Shen Z, Huang S, Fang M, Wang X
National Institute of Biological Sciences, Beijing 102206, China.
Cold Spring Harb Symp Quant Biol. 2011;76:217-23. doi: 10.1101/sqb.2011.76.010876. Epub 2011 Dec 14.
PI3 kinase (PI3K) and tensin homolog (PTEN) lipid phosphatase control the level of cellular phosphatidylinositol (3,4,5)-trisphosphate, an activator of AKT kinase that promotes cell growth and survival. Gain-of-function mutations in PI3K and loss-of-function mutations in PTEN that activate AKT are commonly observed in human cancers. The activation of AKT causes increased protein translation and the influx of proteins into the endoplasmic reticulum (ER). The expression of ENTPD5, an ER enzyme, is up-regulated in cancer cell lines and primary human tumor samples in which AKT is activated. ENTPD5 hydrolyzes UDP in the ER to promote protein N-glycosylation and refolding. The elevation of ENTPD5 activity therefore protects AKT-active cancer cells from protein-overloading-induced ER stress and the resulting growth arrest and apoptosis.
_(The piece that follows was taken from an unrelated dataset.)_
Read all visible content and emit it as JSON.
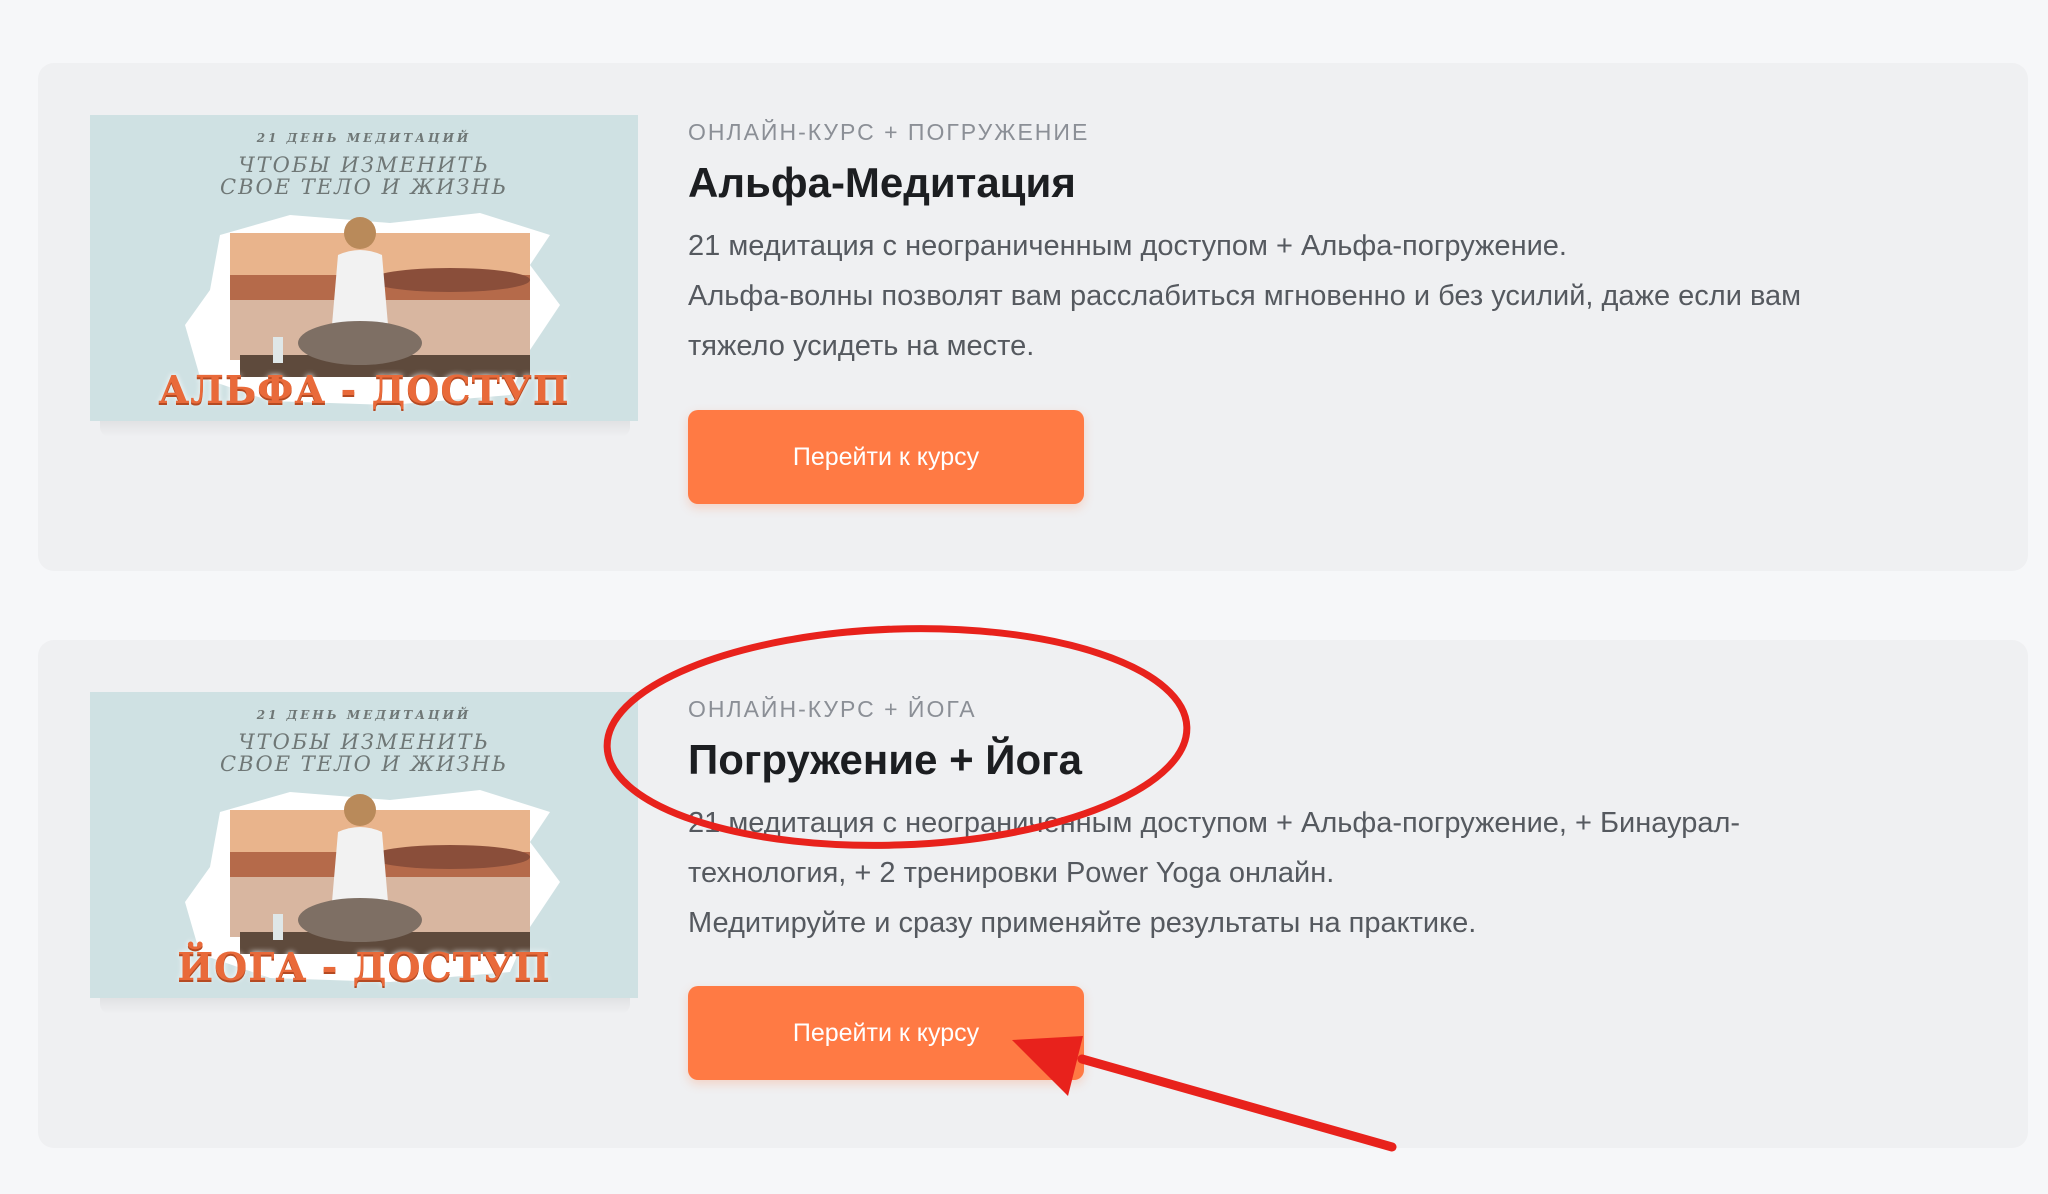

磷脂酰肌醇-3激酶(PI3K)和张力蛋白同源物(PTEN)脂质磷酸酶控制细胞中磷脂酰肌醇(3,4,5)-三磷酸的水平,该物质是促进细胞生长和存活的AKT激酶的激活剂。在人类癌症中,常见PI3K的功能获得性突变以及激活AKT的PTEN功能丧失性突变。AKT的激活会导致蛋白质翻译增加以及蛋白质流入内质网(ER)。ENTPD5(一种内质网酶)的表达在AKT被激活的癌细胞系和原发性人类肿瘤样本中上调。ENTPD5在内质网中水解UDP以促进蛋白质N-糖基化和重折叠。因此,ENTPD5活性的升高可保护具有活性AKT的癌细胞免受蛋白质过载诱导的内质网应激以及由此导致的生长停滞和细胞凋亡。